Speaking on the eve of the talks with world powers in Vienna, Khamenei told a large crowd in Iran's Azerbaijan province: "I have said before that ... I am not optimistic about the talks and it will not lead anywhere, but I am not opposed either."

The scheduled three-day meeting in Vienna between Iran and the United States, China, Russia, Britain, France and Germany - the so-called P5+1 - is the first in what is expected to be a series of tricky encounters in the coming months.

It comes after foreign ministers struck a breakthrough deal in Geneva on Nov 24 that saw Iran agree to curb for six months some of its nuclear activities in exchange for minor relief from sanctions.

That agreement, which came into force on Jan 20, extends the theoretical "break-out time" needed by Iran, which denies seeking the bomb, to produce enough highly enriched uranium for a nuclear weapon.

In return, Iran is due to get over the six months some $6 billion to $7 billion in sanctions relief, including $4.2 billion in assets frozen in overseas bank accounts.

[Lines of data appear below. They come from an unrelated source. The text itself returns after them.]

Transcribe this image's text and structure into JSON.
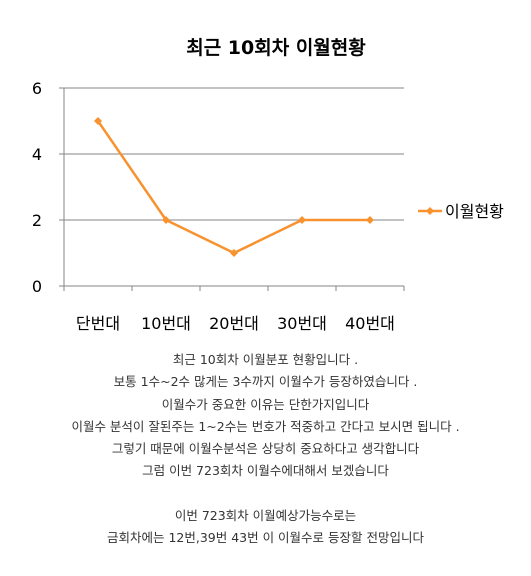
{
  "chart_data": {
    "type": "line",
    "title": "최근 10회차 이월현황",
    "categories": [
      "단번대",
      "10번대",
      "20번대",
      "30번대",
      "40번대"
    ],
    "series": [
      {
        "name": "이월현황",
        "values": [
          5,
          2,
          1,
          2,
          2
        ],
        "color": "#f7922e"
      }
    ],
    "ylim": [
      0,
      6
    ],
    "yticks": [
      0,
      2,
      4,
      6
    ],
    "grid": true,
    "gridlines": [
      2,
      4,
      6
    ],
    "legend": "right",
    "marker": "diamond",
    "axis_color": "#868686",
    "grid_color": "#868686"
  },
  "caption": {
    "lines": [
      "최근 10회차 이월분포 현황입니다 .",
      "보통 1수~2수 많게는 3수까지 이월수가 등장하였습니다 .",
      "이월수가 중요한 이유는 단한가지입니다",
      "이월수 분석이 잘된주는 1~2수는 번호가 적중하고 간다고 보시면 됩니다 .",
      "그렇기 때문에 이월수분석은 상당히 중요하다고 생각합니다",
      "그럼 이번 723회차 이월수에대해서 보겠습니다",
      "",
      "이번 723회차 이월예상가능수로는",
      "금회차에는 12번,39번 43번 이 이월수로 등장할 전망입니다"
    ]
  }
}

It was also promised no new sanctions.

But Iran's freeze is only temporary - although it can be extended - and the bulk of sanctions remain, continuing to deprive Iran of billions of dollars in oil revenues every week.

Under the "comprehensive" deal now being sought, which the parties aim to conclude and commence implementing by November, the powers will want Iran to scale back its activities permanently.

These might include closing the Fordo facility, slashing the number of centrifuges enriching uranium, cutting its stockpile of fissile material and altering a new reactor being built at Arak, diplomats say.

This, plus tighter UN inspections, would not entirely remove Iran's capability to get the bomb but it would make it substantially more difficult - "impossible", Obama said.